Five minutes into March of the Penguins, I asked myself, “How can they make a full-length feature out of this?” I know I probably wasn’t alone in my sentiment—on the face of it, a documentary about Emperor penguins schlepping and sliding across the gelid Antarctic plains is neither high art, nor highly entertaining. And yet, at the hour and a half mark, when images of the foreign production unit interacting with friendly penguins serve as a backdrop for the rolling credits, I almost felt shortchanged because I had thoroughly enjoyed the film and wanted to see more.

Besides French director, Luc Jacquet, and his team of skilled cameramen, the single greatest contributor to this Warner Independent/National Geographic film is Morgan Freeman’s superlative narration. Freeman’s soothing baritone lends the movie an undeniably comforting degree of warmth that takes the edge off the visually chilling vistas and arctic landscapes (the first time the theater’s AC kicked in, I quickly threw on my jacket).

The movie wastes no time in depicting the plight of the penguins as they waddle seventy miles inland to an icy plain set aside as their mating grounds. The penguins pair off and mate; and after several months the females produce one egg each, which the fathers must keep warm under their downy coats until the mothers return from their feeding…seventy miles to the ocean and seventy miles back. Huddled together to stay warm, the male penguins keep their eggs warm until they hatch…the fathers must feed the chicks with the last meal they’ve stored up for just such an occasion. The males, now on the brink of starvation, anxiously await the return of the females. The females return just in the nick of time and then the fathers are off to feed. When the penguin families are finally reunited, they only have a short amount of time together before they must return to the coast and start the cycle all over again.

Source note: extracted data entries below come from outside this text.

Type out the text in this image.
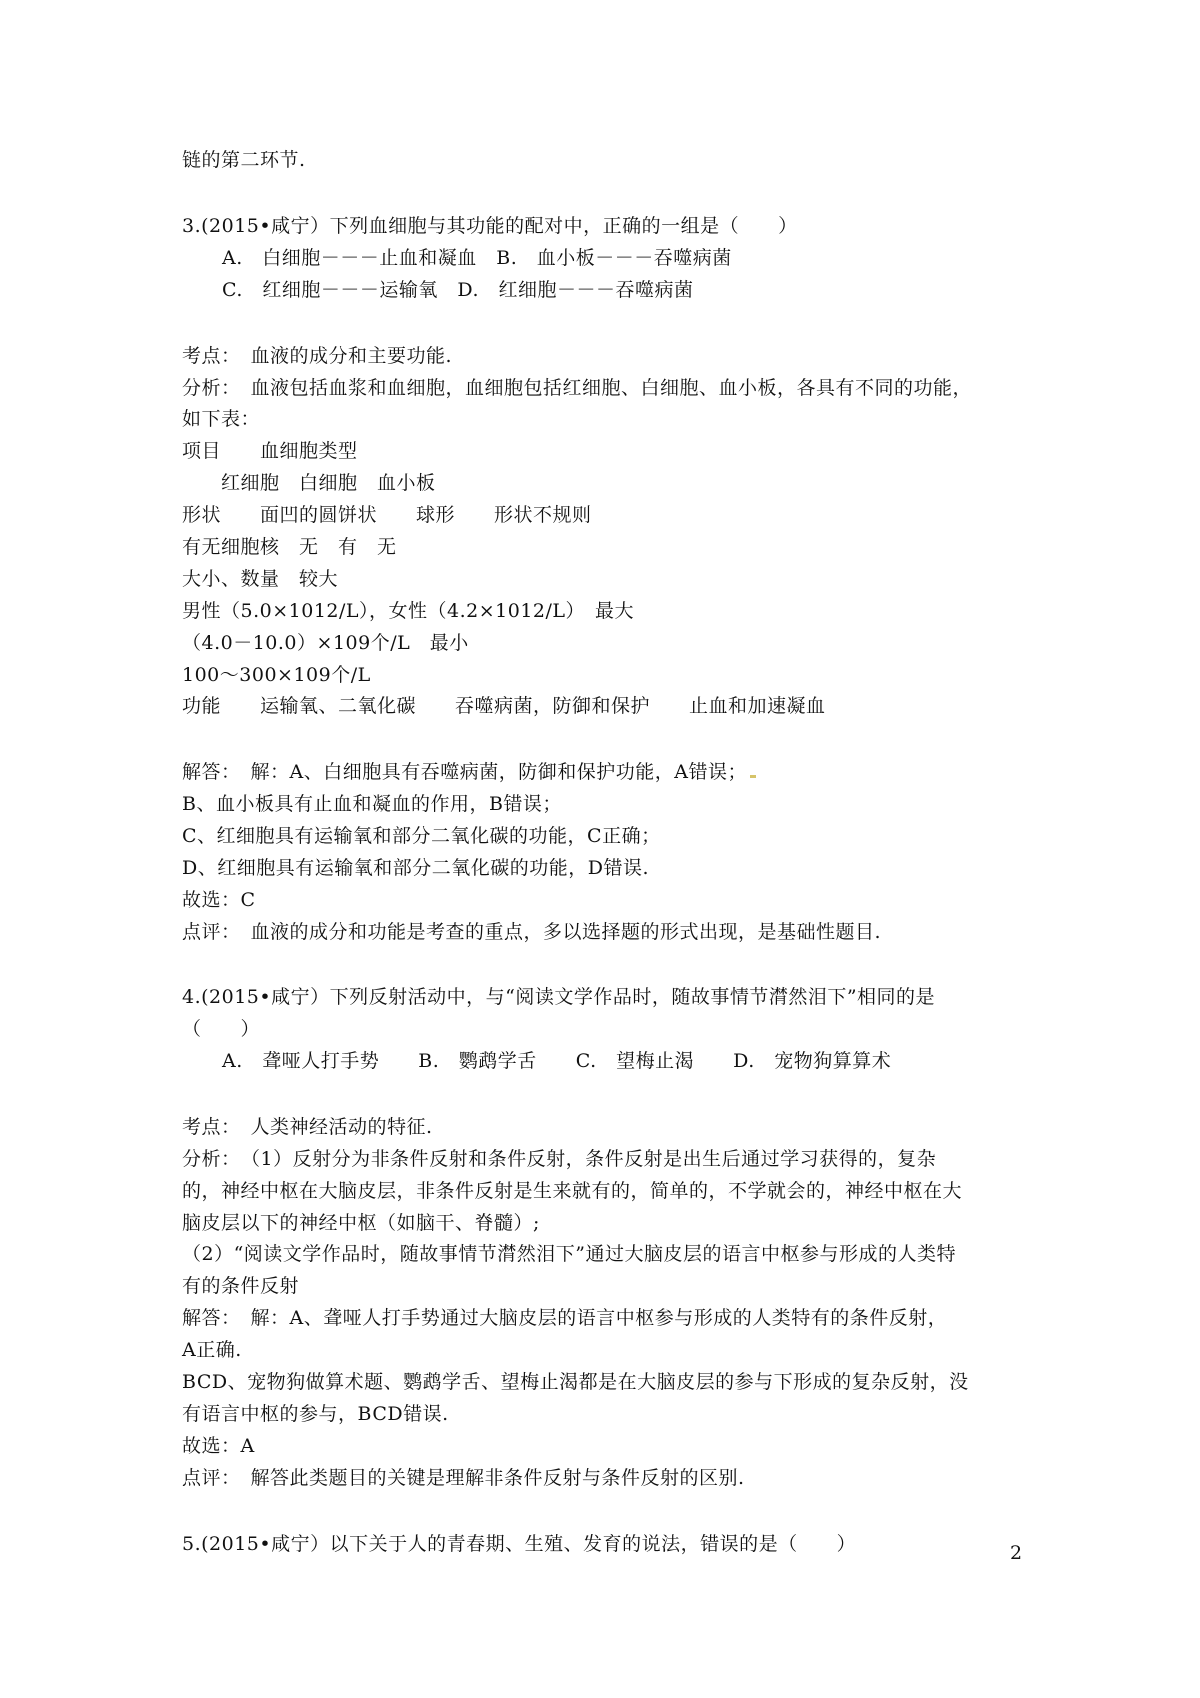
链的第二环节.
3.(2015•咸宁）下列血细胞与其功能的配对中，正确的一组是（　　）
A.　白细胞－－－止血和凝血　B.　血小板－－－吞噬病菌
C.　红细胞－－－运输氧　D.　红细胞－－－吞噬病菌
考点：　血液的成分和主要功能.
分析：　血液包括血浆和血细胞，血细胞包括红细胞、白细胞、血小板，各具有不同的功能，
如下表：
项目　　血细胞类型
　　红细胞　白细胞　血小板
形状　　面凹的圆饼状　　球形　　形状不规则
有无细胞核　无　有　无
大小、数量　较大
男性（5.0×1012/L），女性（4.2×1012/L）　最大
（4.0－10.0）×109个/L　最小
100～300×109个/L
功能　　运输氧、二氧化碳　　吞噬病菌，防御和保护　　止血和加速凝血
解答：　解：A、白细胞具有吞噬病菌，防御和保护功能，A错误；
B、血小板具有止血和凝血的作用，B错误；
C、红细胞具有运输氧和部分二氧化碳的功能，C正确；
D、红细胞具有运输氧和部分二氧化碳的功能，D错误.
故选：C
点评：　血液的成分和功能是考查的重点，多以选择题的形式出现，是基础性题目.
4.(2015•咸宁）下列反射活动中，与“阅读文学作品时，随故事情节潸然泪下”相同的是
（　　）
A.　聋哑人打手势　　B.　鹦鹉学舌　　C.　望梅止渴　　D.　宠物狗算算术
考点：　人类神经活动的特征.
分析：　（1）反射分为非条件反射和条件反射，条件反射是出生后通过学习获得的，复杂
的，神经中枢在大脑皮层，非条件反射是生来就有的，简单的，不学就会的，神经中枢在大
脑皮层以下的神经中枢（如脑干、脊髓）;
（2）“阅读文学作品时，随故事情节潸然泪下”通过大脑皮层的语言中枢参与形成的人类特
有的条件反射
解答：　解：A、聋哑人打手势通过大脑皮层的语言中枢参与形成的人类特有的条件反射，
A正确.
BCD、宠物狗做算术题、鹦鹉学舌、望梅止渴都是在大脑皮层的参与下形成的复杂反射，没
有语言中枢的参与，BCD错误.
故选：A
点评：　解答此类题目的关键是理解非条件反射与条件反射的区别.
5.(2015•咸宁）以下关于人的青春期、生殖、发育的说法，错误的是（　　）	2
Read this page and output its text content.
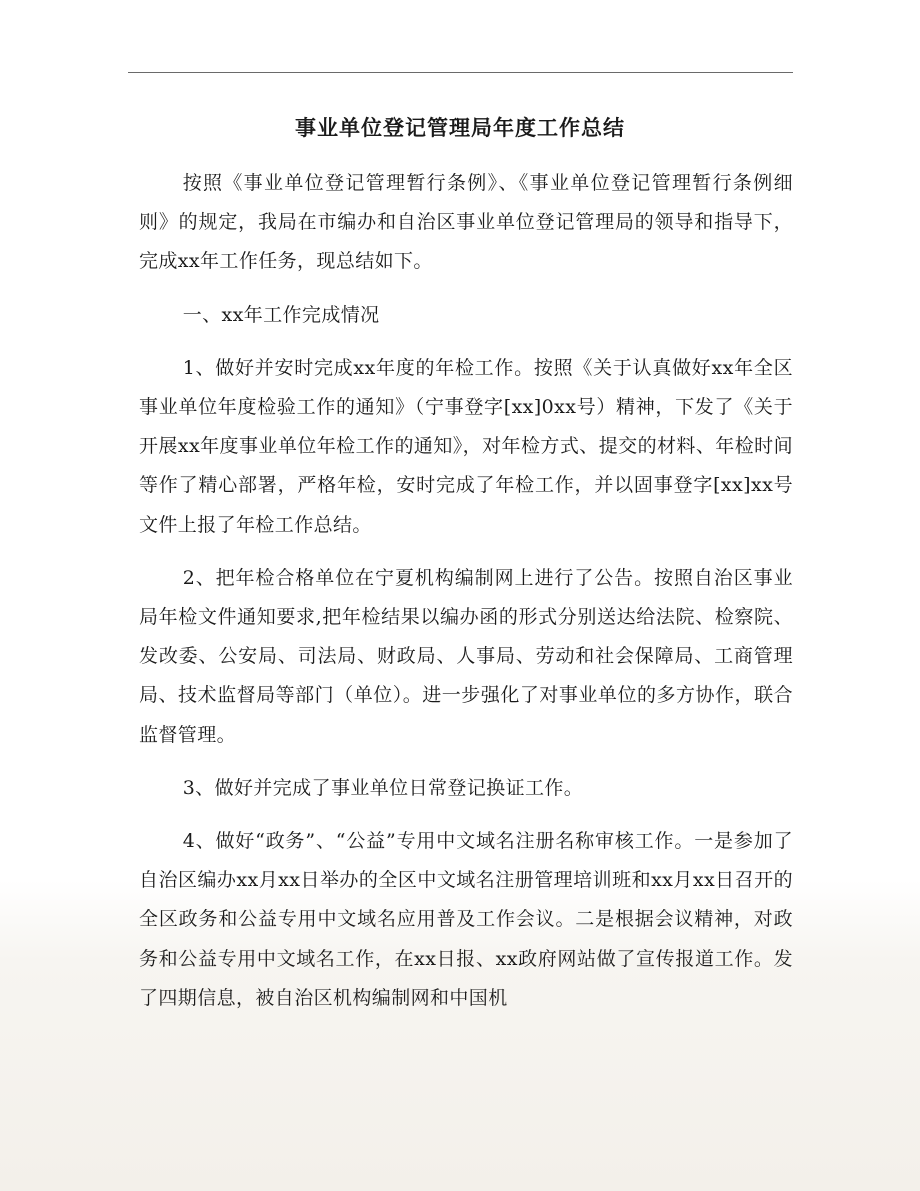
事业单位登记管理局年度工作总结

按照《事业单位登记管理暂行条例》、《事业单位登记管理暂行条例细则》的规定，我局在市编办和自治区事业单位登记管理局的领导和指导下，完成xx年工作任务，现总结如下。

一、xx年工作完成情况

1、做好并安时完成xx年度的年检工作。按照《关于认真做好xx年全区事业单位年度检验工作的通知》（宁事登字[xx]0xx号）精神，下发了《关于开展xx年度事业单位年检工作的通知》，对年检方式、提交的材料、年检时间等作了精心部署，严格年检，安时完成了年检工作，并以固事登字[xx]xx号文件上报了年检工作总结。

2、把年检合格单位在宁夏机构编制网上进行了公告。按照自治区事业局年检文件通知要求,把年检结果以编办函的形式分别送达给法院、检察院、发改委、公安局、司法局、财政局、人事局、劳动和社会保障局、工商管理局、技术监督局等部门（单位）。进一步强化了对事业单位的多方协作，联合监督管理。

3、做好并完成了事业单位日常登记换证工作。

4、做好“政务”、“公益”专用中文域名注册名称审核工作。一是参加了自治区编办xx月xx日举办的全区中文域名注册管理培训班和xx月xx日召开的全区政务和公益专用中文域名应用普及工作会议。二是根据会议精神，对政务和公益专用中文域名工作，在xx日报、xx政府网站做了宣传报道工作。发了四期信息，被自治区机构编制网和中国机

The intricacies and delicate balances in the survival of the penguins are astounding…if any part of the cycle is interrupted, the penguins become extinct. In some ways the “stars” of this film are more human than most movies featuring homo sapiens: the opening shots of penguins ambling along the frozen plain are strangely human in appearance and when one mother (whose chick died in the frigid air) tries to steal the chick of another mother, the group intervenes, displaying a degree of swift justice that our courts could only dream of.

March of the Penguins is the sleeper hit of the year and is definitely one documentary that won’t leave you out in the cold.